Parsing the output of efibootmgr can be helpful in determining which device is a USB device. Tools such as lsblk, blkid, or kernel (/proc) may also be of use. As an example, one can sometimes match up ls -l /dev/disk/by-partuuid with efibootmgr -v.

  1. Display the current UEFI boot selections.

    ncn/pit# efibootmgr
    

    Example output:

    BootCurrent: 0015
    Timeout: 1 seconds
    BootOrder: 000E,000D,0011,0012,0007,0005,0006,0008,0009,0000,0001,0002,000A,000B,000C,0003,0004,000F,0010,0013,0014
    Boot0000* Enter Setup
    Boot0001  Boot Device List
    Boot0002  Network Boot
    Boot0003* Launch EFI Shell
    Boot0004* UEFI HTTPv6: Network 00 at Riser 02 Slot 01
    Boot0005* UEFI HTTPv6: Intel Network 00 at Baseboard
    Boot0006* UEFI HTTPv4: Intel Network 00 at Baseboard
    Boot0007* UEFI IPv4: Intel Network 00 at Baseboard
    Boot0008* UEFI IPv6: Intel Network 00 at Baseboard
    Boot0009* UEFI HTTPv6: Intel Network 01 at Baseboard
    Boot000A* UEFI HTTPv4: Intel Network 01 at Baseboard
    Boot000B* UEFI IPv4: Intel Network 01 at Baseboard
    Boot000C* UEFI IPv6: Intel Network 01 at Baseboard
    Boot000D* UEFI HTTPv4: Network 00 at Riser 02 Slot 01
    Boot000E* UEFI IPv4: Network 00 at Riser 02 Slot 01
    Boot000F* UEFI IPv6: Network 00 at Riser 02 Slot 01
    Boot0010* UEFI HTTPv6: Network 01 at Riser 02 Slot 01
    Boot0011* UEFI HTTPv4: Network 01 at Riser 02 Slot 01
    Boot0012* UEFI IPv4: Network 01 at Riser 02 Slot 01
    Boot0013* UEFI IPv6: Network 01 at Riser 02 Slot 01
    Boot0014* UEFI Samsung Flash Drive 1100
    Boot0015* UEFI Samsung Flash Drive 1100
    Boot0018* UEFI SAMSUNG MZ7LH480HAHQ-00005 S45PNA0M838871
    Boot1001* Enter Setup
    
  2. Set next boot entry.

    In the example above, the device is 0014 or 0015. An option is to guess it is the first one, and can correct this on-the-fly in POST. Notice the lack of Boot in the ID number given; If wanting to choose Boot0014 in the output above, pass 0014 to efibootmgr:

    ncn/pit# efibootmgr -n 0014
    
  3. Verify that the BootNext device is what was selected.
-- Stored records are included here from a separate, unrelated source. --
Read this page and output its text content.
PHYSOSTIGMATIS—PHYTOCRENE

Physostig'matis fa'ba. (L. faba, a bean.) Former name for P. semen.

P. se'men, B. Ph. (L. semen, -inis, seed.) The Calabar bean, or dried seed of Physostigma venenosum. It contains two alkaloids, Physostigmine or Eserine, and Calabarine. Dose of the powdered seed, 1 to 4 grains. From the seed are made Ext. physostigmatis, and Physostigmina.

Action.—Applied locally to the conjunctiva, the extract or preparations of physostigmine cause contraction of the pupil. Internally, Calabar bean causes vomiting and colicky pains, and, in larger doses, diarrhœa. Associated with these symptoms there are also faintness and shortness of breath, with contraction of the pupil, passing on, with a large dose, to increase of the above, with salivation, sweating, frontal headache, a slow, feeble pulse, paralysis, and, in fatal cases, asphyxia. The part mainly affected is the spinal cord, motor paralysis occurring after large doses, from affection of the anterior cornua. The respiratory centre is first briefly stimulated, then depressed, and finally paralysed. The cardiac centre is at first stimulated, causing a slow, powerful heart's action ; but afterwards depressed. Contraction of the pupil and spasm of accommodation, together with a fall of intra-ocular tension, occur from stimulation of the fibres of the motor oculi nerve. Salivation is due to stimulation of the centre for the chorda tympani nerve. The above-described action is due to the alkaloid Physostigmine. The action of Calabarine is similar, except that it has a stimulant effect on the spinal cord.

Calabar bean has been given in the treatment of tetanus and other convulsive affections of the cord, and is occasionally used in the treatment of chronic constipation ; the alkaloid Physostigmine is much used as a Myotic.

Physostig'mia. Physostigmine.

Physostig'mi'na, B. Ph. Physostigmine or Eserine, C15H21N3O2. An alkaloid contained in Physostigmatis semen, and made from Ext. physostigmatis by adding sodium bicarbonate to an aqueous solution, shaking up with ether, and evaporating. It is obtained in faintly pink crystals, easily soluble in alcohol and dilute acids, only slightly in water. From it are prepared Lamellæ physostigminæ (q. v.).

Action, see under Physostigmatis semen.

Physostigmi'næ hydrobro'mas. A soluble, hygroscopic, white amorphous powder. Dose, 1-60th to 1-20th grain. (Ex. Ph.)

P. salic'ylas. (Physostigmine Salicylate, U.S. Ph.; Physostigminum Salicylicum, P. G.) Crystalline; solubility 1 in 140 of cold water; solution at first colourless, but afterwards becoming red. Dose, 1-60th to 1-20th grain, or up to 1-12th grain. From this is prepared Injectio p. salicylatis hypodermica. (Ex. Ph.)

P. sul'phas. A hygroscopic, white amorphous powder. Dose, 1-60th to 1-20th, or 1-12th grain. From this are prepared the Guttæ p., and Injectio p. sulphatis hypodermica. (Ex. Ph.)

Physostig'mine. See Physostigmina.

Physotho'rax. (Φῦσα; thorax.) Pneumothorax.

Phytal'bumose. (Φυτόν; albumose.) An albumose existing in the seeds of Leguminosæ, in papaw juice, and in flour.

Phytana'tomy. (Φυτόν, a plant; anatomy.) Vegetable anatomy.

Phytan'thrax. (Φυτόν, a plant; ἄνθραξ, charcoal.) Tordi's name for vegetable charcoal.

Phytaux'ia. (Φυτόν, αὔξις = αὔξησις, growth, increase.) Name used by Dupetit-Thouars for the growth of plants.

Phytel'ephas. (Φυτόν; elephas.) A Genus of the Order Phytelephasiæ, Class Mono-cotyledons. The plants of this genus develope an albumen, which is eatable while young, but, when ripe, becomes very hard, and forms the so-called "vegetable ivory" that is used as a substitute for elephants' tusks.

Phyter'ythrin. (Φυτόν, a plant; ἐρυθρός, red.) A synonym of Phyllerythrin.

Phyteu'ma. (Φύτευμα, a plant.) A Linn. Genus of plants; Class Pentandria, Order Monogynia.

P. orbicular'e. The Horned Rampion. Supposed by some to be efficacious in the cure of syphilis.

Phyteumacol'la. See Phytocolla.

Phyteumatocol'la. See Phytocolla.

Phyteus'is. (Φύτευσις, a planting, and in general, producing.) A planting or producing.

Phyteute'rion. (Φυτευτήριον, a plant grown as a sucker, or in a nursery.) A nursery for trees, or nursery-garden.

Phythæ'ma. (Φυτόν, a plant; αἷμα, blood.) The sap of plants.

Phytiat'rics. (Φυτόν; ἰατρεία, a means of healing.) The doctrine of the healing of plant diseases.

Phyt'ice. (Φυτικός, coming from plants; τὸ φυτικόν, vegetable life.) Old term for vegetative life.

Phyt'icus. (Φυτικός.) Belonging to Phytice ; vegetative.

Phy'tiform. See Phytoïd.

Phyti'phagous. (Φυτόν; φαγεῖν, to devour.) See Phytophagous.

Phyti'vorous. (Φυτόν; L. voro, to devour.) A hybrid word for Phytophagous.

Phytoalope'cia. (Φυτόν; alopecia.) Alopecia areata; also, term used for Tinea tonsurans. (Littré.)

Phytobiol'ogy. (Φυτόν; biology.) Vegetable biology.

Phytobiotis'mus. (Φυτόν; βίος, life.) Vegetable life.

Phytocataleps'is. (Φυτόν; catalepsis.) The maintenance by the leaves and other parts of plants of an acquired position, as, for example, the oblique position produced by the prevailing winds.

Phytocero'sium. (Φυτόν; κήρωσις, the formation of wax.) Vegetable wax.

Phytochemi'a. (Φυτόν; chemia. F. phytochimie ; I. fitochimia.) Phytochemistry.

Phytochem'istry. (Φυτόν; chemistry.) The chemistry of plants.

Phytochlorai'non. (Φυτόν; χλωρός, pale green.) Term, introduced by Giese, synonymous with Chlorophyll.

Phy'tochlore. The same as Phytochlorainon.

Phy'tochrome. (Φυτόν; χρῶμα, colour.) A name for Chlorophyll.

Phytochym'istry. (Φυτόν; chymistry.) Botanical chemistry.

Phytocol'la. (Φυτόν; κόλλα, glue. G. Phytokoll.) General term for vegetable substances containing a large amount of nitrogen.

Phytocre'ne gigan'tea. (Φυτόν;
    ncn/pit# efibootmgr | grep -i bootnext
    

    Example output:

    BootNext: 0014
    
  4. Now the UEFI Samsung Flash Drive will boot next.

    NOTE: There are duplicates in the list. During boot, the EFI boot manager will select the first one. If the first one is false, then it can be deleted with efibootmgr -b 0014 -d.

This is the end of the Locating USB device procedure.